Vietnam is unique in being the only country among the 10-member ASEAN-grouping that has carved out a niche for itself in the economic development process with a socialist set-up. Ever since it drove out foreign invaders and won a bitter protracted war against the might of the US, it has emerged as one of the fastest growing economies in contemporary times. During its 13th National Party Congress that concluded in February 2021, it set up a very ambitious development target. The congress resolution called for Vietnam to become a developing country with modernity-oriented industry and move up and out of lower-middle income level by 2025 to upper-middle income level by 2030 and finally a developed country with a high-income level by 2045. Towards these goals, the party aims to achieve an average economic growth rate of 6.5 to 7 per cent in the next five years. It has the potentials to achieve its targets but would have to cope with a lot of challenges.
Even in the past, the party in Vietnam set ambitious goals for its socio-economic development plans.
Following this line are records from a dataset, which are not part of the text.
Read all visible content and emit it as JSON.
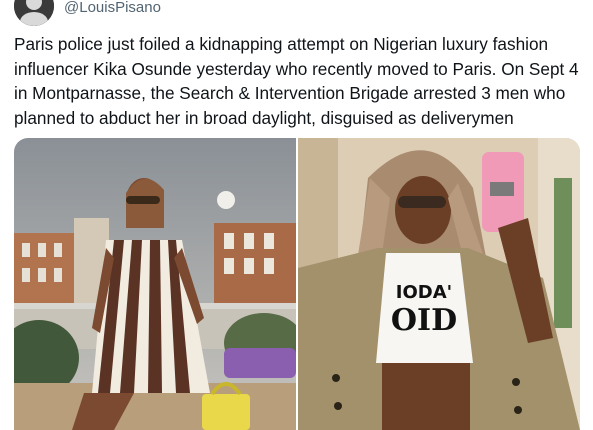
{
  "tweet": {
    "handle": "@LouisPisano",
    "avatar_icon": "user-avatar",
    "text": "Paris police just foiled a kidnapping attempt on Nigerian luxury fashion influencer Kika Osunde yesterday who recently moved to Paris. On Sept 4 in Montparnasse, the Search & Intervention Brigade arrested 3 men who planned to abduct her in broad daylight, disguised as deliverymen"
  },
  "media": {
    "left_photo_icon": "rooftop-photo",
    "right_photo_icon": "mirror-selfie-photo",
    "shirt_print": "IODA' OID"
  },
  "colors": {
    "text_primary": "#0f1419",
    "text_secondary": "#536471"
  }
}
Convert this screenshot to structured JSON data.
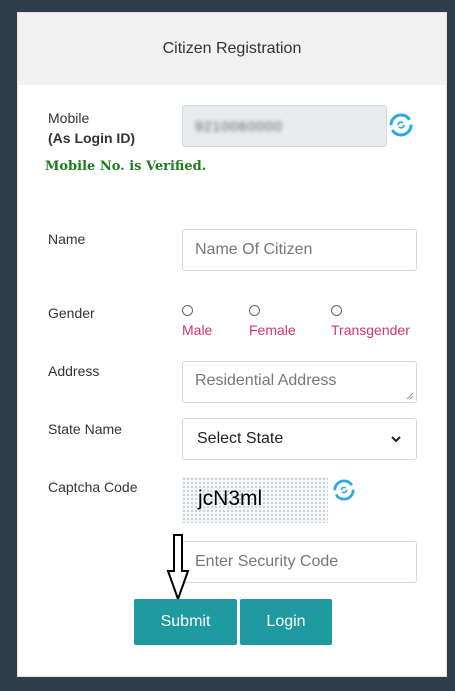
{
  "header": {
    "title": "Citizen Registration"
  },
  "mobile": {
    "label_line1": "Mobile",
    "label_line2": "(As Login ID)",
    "value": "9210060000",
    "verified_text": "Mobile No. is Verified."
  },
  "name": {
    "label": "Name",
    "placeholder": "Name Of Citizen"
  },
  "gender": {
    "label": "Gender",
    "options": [
      "Male",
      "Female",
      "Transgender"
    ]
  },
  "address": {
    "label": "Address",
    "placeholder": "Residential Address"
  },
  "state": {
    "label": "State Name",
    "selected": "Select State"
  },
  "captcha": {
    "label": "Captcha Code",
    "code": "jcN3ml",
    "input_placeholder": "Enter Security Code"
  },
  "buttons": {
    "submit": "Submit",
    "login": "Login"
  },
  "colors": {
    "button": "#1e9aa0",
    "gender_label": "#d6336c",
    "verified": "#1d7d1d",
    "refresh_icon": "#29a9e1",
    "background": "#2f3d4a"
  },
  "icons": [
    "refresh-icon",
    "captcha-refresh-icon",
    "dropdown-chevron-icon",
    "arrow-down-icon"
  ]
}
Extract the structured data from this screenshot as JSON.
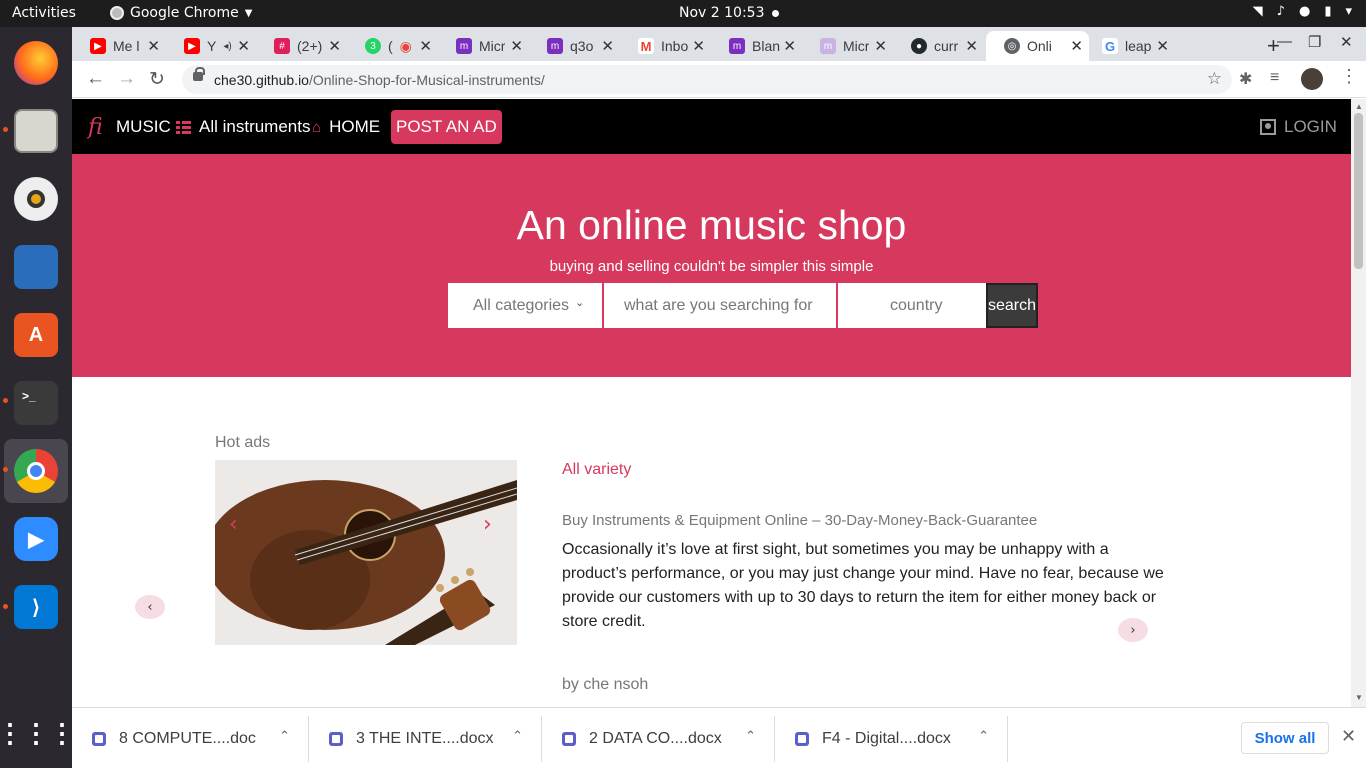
{
  "system": {
    "activities": "Activities",
    "app_name": "Google Chrome",
    "clock": "Nov 2  10:53"
  },
  "dock": {
    "items": [
      "firefox-icon",
      "files-icon",
      "rhythmbox-icon",
      "writer-icon",
      "software-icon",
      "terminal-icon",
      "chrome-icon",
      "zoom-icon",
      "vscode-icon",
      "app-grid-icon"
    ]
  },
  "browser": {
    "tabs": [
      {
        "label": "Me l",
        "color": "#ff0000"
      },
      {
        "label": "Y",
        "color": "#ff0000"
      },
      {
        "label": "(2+)",
        "color": "#e01e5a"
      },
      {
        "label": "(",
        "color": "#25d366"
      },
      {
        "label": "Micr",
        "color": "#7b2fbf"
      },
      {
        "label": "q3o",
        "color": "#7b2fbf"
      },
      {
        "label": "Inbo",
        "color": "#ea4335"
      },
      {
        "label": "Blan",
        "color": "#7b2fbf"
      },
      {
        "label": "Micr",
        "color": "#7b2fbf"
      },
      {
        "label": "curr",
        "color": "#24292e"
      },
      {
        "label": "Onli",
        "color": "#5f6368"
      },
      {
        "label": "leap",
        "color": "#4285f4"
      }
    ],
    "url_host": "che30.github.io",
    "url_path": "/Online-Shop-for-Musical-instruments/"
  },
  "site": {
    "logo": "fi",
    "nav": {
      "music": "MUSIC",
      "all_instruments": "All instruments",
      "home": "HOME",
      "post_ad": "POST AN AD",
      "login": "LOGIN"
    },
    "hero": {
      "title": "An online music shop",
      "subtitle": "buying and selling couldn't be simpler this simple",
      "category_value": "All categories",
      "search_placeholder": "what are you searching for",
      "country_placeholder": "country",
      "search_button": "search"
    },
    "hot": {
      "title": "Hot ads",
      "variety": "All variety",
      "guarantee": "Buy Instruments & Equipment Online – 30-Day-Money-Back-Guarantee",
      "description": "Occasionally it’s love at first sight, but sometimes you may be unhappy with a product’s performance, or you may just change your mind. Have no fear, because we provide our customers with up to 30 days to return the item for either money back or store credit.",
      "author": "by che nsoh"
    }
  },
  "downloads": {
    "items": [
      "8 COMPUTE....doc",
      "3 THE INTE....docx",
      "2 DATA CO....docx",
      "F4 - Digital....docx"
    ],
    "show_all": "Show all"
  }
}
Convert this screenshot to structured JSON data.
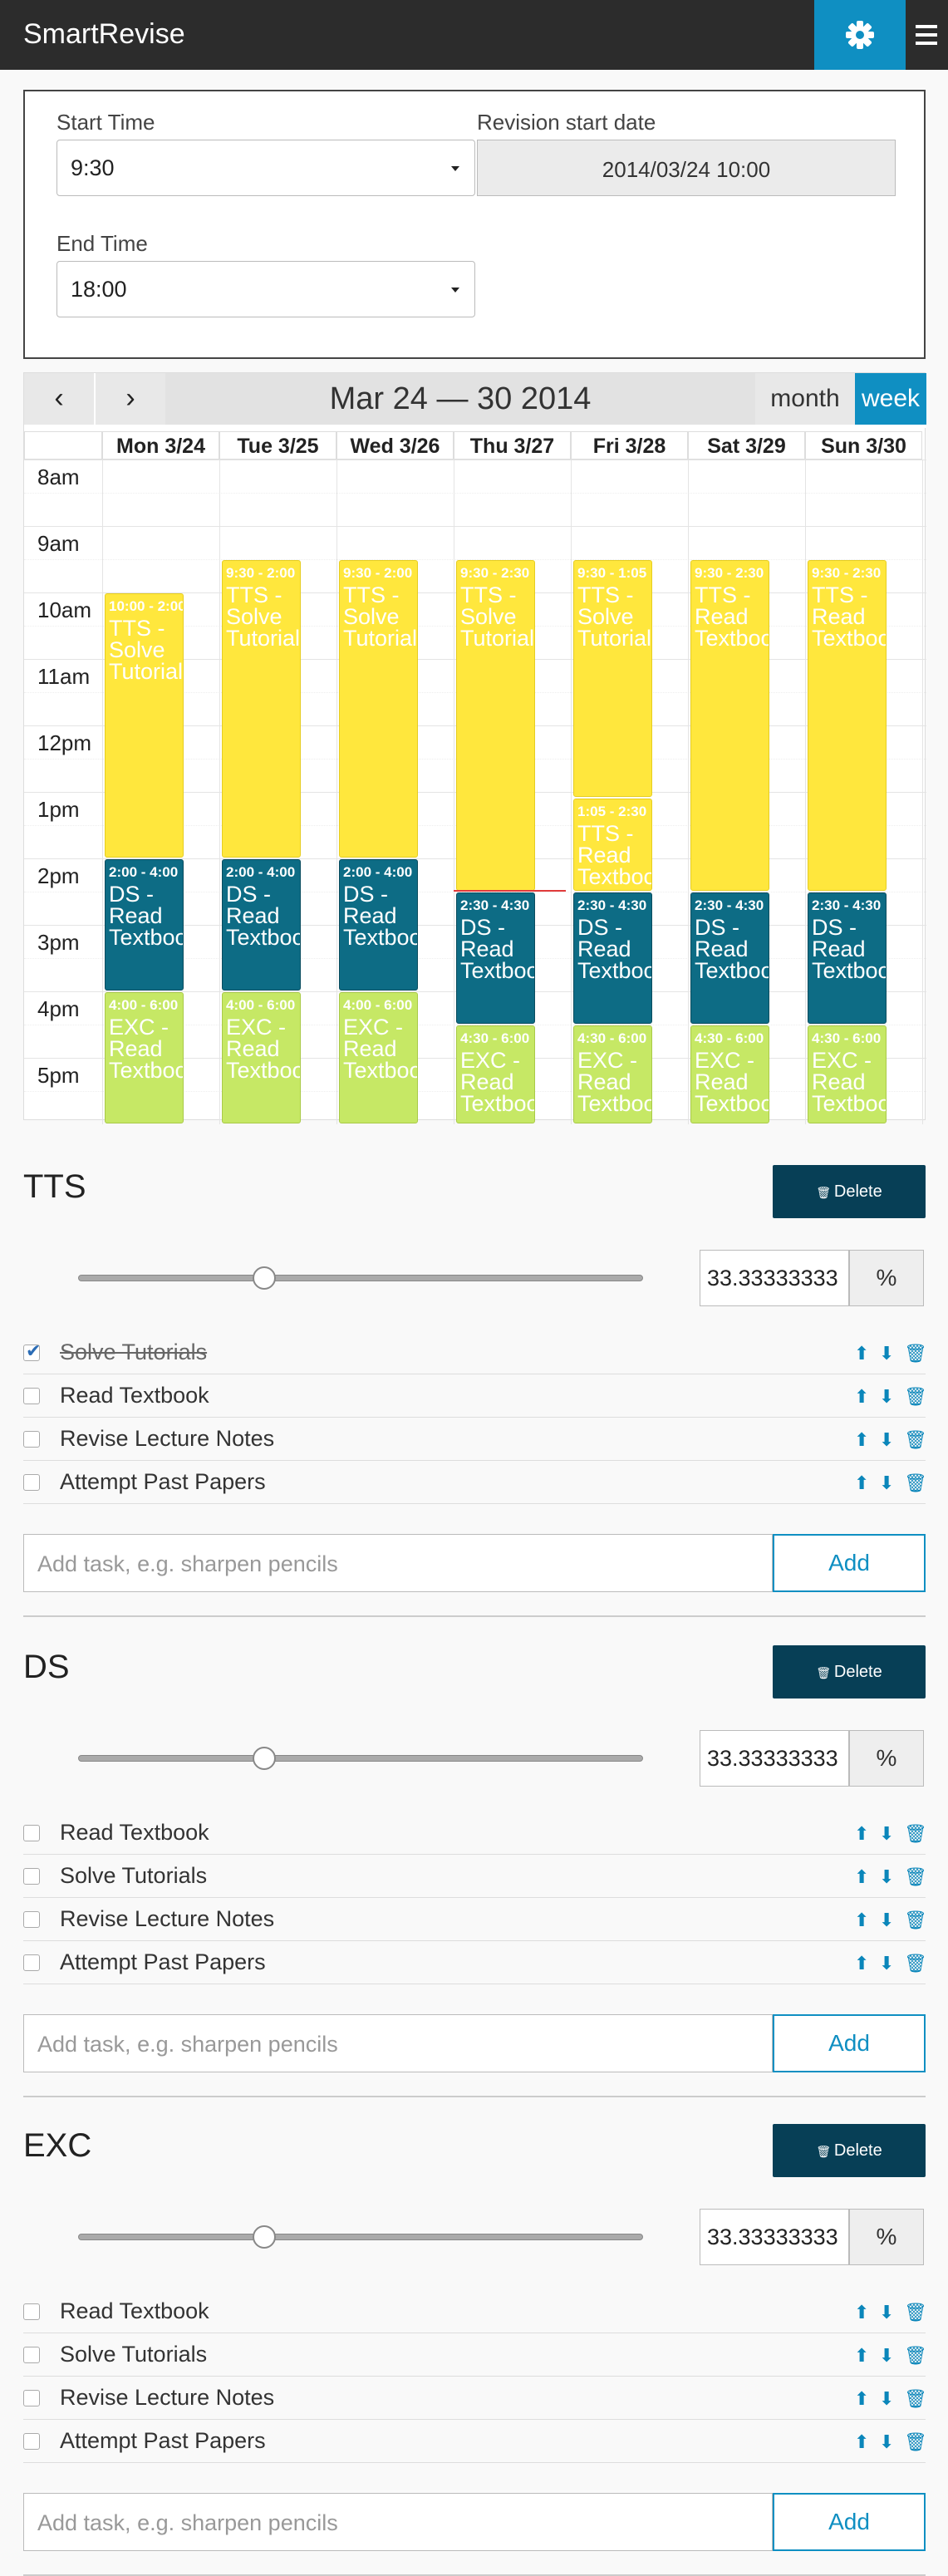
{
  "app": {
    "title": "SmartRevise"
  },
  "settings": {
    "start_time_label": "Start Time",
    "start_time": "9:30",
    "end_time_label": "End Time",
    "end_time": "18:00",
    "revision_start_label": "Revision start date",
    "revision_start": "2014/03/24 10:00"
  },
  "calendar": {
    "prev": "‹",
    "next": "›",
    "title": "Mar 24 — 30 2014",
    "view_month": "month",
    "view_week": "week",
    "days": [
      "Mon 3/24",
      "Tue 3/25",
      "Wed 3/26",
      "Thu 3/27",
      "Fri 3/28",
      "Sat 3/29",
      "Sun 3/30"
    ],
    "hours": [
      "8am",
      "9am",
      "10am",
      "11am",
      "12pm",
      "1pm",
      "2pm",
      "3pm",
      "4pm",
      "5pm"
    ],
    "events": [
      {
        "day": 0,
        "time": "10:00 - 2:00",
        "title": "TTS - Solve Tutorials",
        "color": "y",
        "start": "10:00",
        "end": "14:00"
      },
      {
        "day": 0,
        "time": "2:00 - 4:00",
        "title": "DS - Read Textbook",
        "color": "b",
        "start": "14:00",
        "end": "16:00"
      },
      {
        "day": 0,
        "time": "4:00 - 6:00",
        "title": "EXC - Read Textbook",
        "color": "g",
        "start": "16:00",
        "end": "18:00"
      },
      {
        "day": 1,
        "time": "9:30 - 2:00",
        "title": "TTS - Solve Tutorials",
        "color": "y",
        "start": "09:30",
        "end": "14:00"
      },
      {
        "day": 1,
        "time": "2:00 - 4:00",
        "title": "DS - Read Textbook",
        "color": "b",
        "start": "14:00",
        "end": "16:00"
      },
      {
        "day": 1,
        "time": "4:00 - 6:00",
        "title": "EXC - Read Textbook",
        "color": "g",
        "start": "16:00",
        "end": "18:00"
      },
      {
        "day": 2,
        "time": "9:30 - 2:00",
        "title": "TTS - Solve Tutorials",
        "color": "y",
        "start": "09:30",
        "end": "14:00"
      },
      {
        "day": 2,
        "time": "2:00 - 4:00",
        "title": "DS - Read Textbook",
        "color": "b",
        "start": "14:00",
        "end": "16:00"
      },
      {
        "day": 2,
        "time": "4:00 - 6:00",
        "title": "EXC - Read Textbook",
        "color": "g",
        "start": "16:00",
        "end": "18:00"
      },
      {
        "day": 3,
        "time": "9:30 - 2:30",
        "title": "TTS - Solve Tutorials",
        "color": "y",
        "start": "09:30",
        "end": "14:30"
      },
      {
        "day": 3,
        "time": "2:30 - 4:30",
        "title": "DS - Read Textbook",
        "color": "b",
        "start": "14:30",
        "end": "16:30"
      },
      {
        "day": 3,
        "time": "4:30 - 6:00",
        "title": "EXC - Read Textbook",
        "color": "g",
        "start": "16:30",
        "end": "18:00"
      },
      {
        "day": 4,
        "time": "9:30 - 1:05",
        "title": "TTS - Solve Tutorials",
        "color": "y",
        "start": "09:30",
        "end": "13:05"
      },
      {
        "day": 4,
        "time": "1:05 - 2:30",
        "title": "TTS - Read Textbook",
        "color": "y",
        "start": "13:05",
        "end": "14:30"
      },
      {
        "day": 4,
        "time": "2:30 - 4:30",
        "title": "DS - Read Textbook",
        "color": "b",
        "start": "14:30",
        "end": "16:30"
      },
      {
        "day": 4,
        "time": "4:30 - 6:00",
        "title": "EXC - Read Textbook",
        "color": "g",
        "start": "16:30",
        "end": "18:00"
      },
      {
        "day": 5,
        "time": "9:30 - 2:30",
        "title": "TTS - Read Textbook",
        "color": "y",
        "start": "09:30",
        "end": "14:30"
      },
      {
        "day": 5,
        "time": "2:30 - 4:30",
        "title": "DS - Read Textbook",
        "color": "b",
        "start": "14:30",
        "end": "16:30"
      },
      {
        "day": 5,
        "time": "4:30 - 6:00",
        "title": "EXC - Read Textbook",
        "color": "g",
        "start": "16:30",
        "end": "18:00"
      },
      {
        "day": 6,
        "time": "9:30 - 2:30",
        "title": "TTS - Read Textbook",
        "color": "y",
        "start": "09:30",
        "end": "14:30"
      },
      {
        "day": 6,
        "time": "2:30 - 4:30",
        "title": "DS - Read Textbook",
        "color": "b",
        "start": "14:30",
        "end": "16:30"
      },
      {
        "day": 6,
        "time": "4:30 - 6:00",
        "title": "EXC - Read Textbook",
        "color": "g",
        "start": "16:30",
        "end": "18:00"
      }
    ]
  },
  "subjects": [
    {
      "name": "TTS",
      "delete_label": "Delete",
      "percent": "33.33333333",
      "percent_unit": "%",
      "slider_value": 0.33,
      "tasks": [
        {
          "label": "Solve Tutorials",
          "done": true
        },
        {
          "label": "Read Textbook",
          "done": false
        },
        {
          "label": "Revise Lecture Notes",
          "done": false
        },
        {
          "label": "Attempt Past Papers",
          "done": false
        }
      ],
      "add_placeholder": "Add task, e.g. sharpen pencils",
      "add_label": "Add"
    },
    {
      "name": "DS",
      "delete_label": "Delete",
      "percent": "33.33333333",
      "percent_unit": "%",
      "slider_value": 0.33,
      "tasks": [
        {
          "label": "Read Textbook",
          "done": false
        },
        {
          "label": "Solve Tutorials",
          "done": false
        },
        {
          "label": "Revise Lecture Notes",
          "done": false
        },
        {
          "label": "Attempt Past Papers",
          "done": false
        }
      ],
      "add_placeholder": "Add task, e.g. sharpen pencils",
      "add_label": "Add"
    },
    {
      "name": "EXC",
      "delete_label": "Delete",
      "percent": "33.33333333",
      "percent_unit": "%",
      "slider_value": 0.33,
      "tasks": [
        {
          "label": "Read Textbook",
          "done": false
        },
        {
          "label": "Solve Tutorials",
          "done": false
        },
        {
          "label": "Revise Lecture Notes",
          "done": false
        },
        {
          "label": "Attempt Past Papers",
          "done": false
        }
      ],
      "add_placeholder": "Add task, e.g. sharpen pencils",
      "add_label": "Add"
    }
  ]
}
For example, at its 8th National Congress in 1996, the party envisioned Vietnam to become an industrialized economy by 2020. The goals were not realised and this was admitted at the 12th gathering in 2016. Though Vietnam stands on a better footing now than what was a quarter century ago, the latest target is no less ambitious. It may be remembered that since the end of World War II, only a few countries such as Singapore and South Korea were able to transform themselves into developed economies. It is up to the new leadership in Vietnam to place the country in the same category and given the recent trends, this can be possible.
The path for the future is well-defined. The new leadership is now tasked with the responsibility to ensure transition Vietnam’s growth from a resource and labour-based model to one driven by high technology and innovation in the same pattern which Japan did in the 1960s and 1970s, when it unleashed the emergence of the Four Tigers in the flying geese pattern of economic development model. To realise such aims, Vietnam ought to invest more in human capital and improve its human development indicators. The initial steps give promise for such targets to be realisable if the thrust on digital economy, increased investment in R&D, and emphasis on hi-tech manufacturing sector are taken into account. These aspects are factored in the present analysis.
During the 13th Party Congress, an important decision was taken to re-elect Nguyen Phu Trong as the general secretary of the Vietnam Communist Party, a rare and unprecedented third term, demonstrating the thrust to secure stability to achieve the defined goals. Confidence was reposed on Trong because of his experience so that he could be the anchor to steer the country towards its development goals. Also, the elevation of Pham Minh Chinh to the position of Prime Minister to be confirmed after the first session of Vietnam’s national assembly is a bold choice aimed at ensuring flexibility and continuation of reforms. As the former party secretary of Quang Ninh Province, Chinh has rich experience in contributing to the development of the province and is expected to bring those now for the development of the entire country. He was also responsible to bring efficiency in the governance process in the province. His focus to develop special economic zones could also contribute to the development of the country’s economy and meet the development goals. The former Deputy Prime Minister Vuong Dinh Hue, Politburo member and Secretary of the Hanoi Party Committee, was elected as Chairman of the National Assembly and the National Election Council at the 11thg sitting of the 14th legislature on 31 March 2021.
During Chinh’s stewardship, the thrust is expected to shift towards digital communication, automation and artificial intelligence as these present significant socio-economic challenges. Though formal confirmation for Chinh’s elevation is awaited, the adoption of new age technologies as a force multiplier cannot be reversed and therefore his focus is to put the country on a higher qualitative growth trajectory. His stress on more reforms through application of cutting-edge technologies in knowledge-based industries would further contribute to the development of the country’s economy.
The new leadership combination between general secretary Trong and the new prime minister with focus on further reforms is expected to put Vietnam into a new era, an era of more growth, more prosperity and more welfare for its people. Growth in Vietnam shall have inevitably spill-over effect on the rest of the South East Asia, further strengthening supply chain. Such a development shall also pave the way for Vietnam’s integration with the international community.
The new positions will be officially confirmed at the first session of the new National Assembly in July. In the set up, while the 76-year-old Trong as the party head shall take care of overall policy direction and party issues, the President and the National Assembly chair with mostly ceremonial positions will have little influence over policy implementation. Chinh as the next prime minister will be the actual person in charge to execute the Congress’ ambitious development plans for the next five years and therefore all focus would be on him. His relative inexperience on national economic management could be an asset as he would be more energised to carry forward and execute the ambitious development goals as carved out by the Party Congress.
With fruitful experiences of different positions that Chinh has held till now, he is well aware of his new responsibilities and is expected to do excellent on new proposed position. If he is able to execute the policies defined at the Party Congress and lead Vietnam to achieve its development goals, the Party’s decision deserves appreciation. The past trends do not project any pessimistic scenario.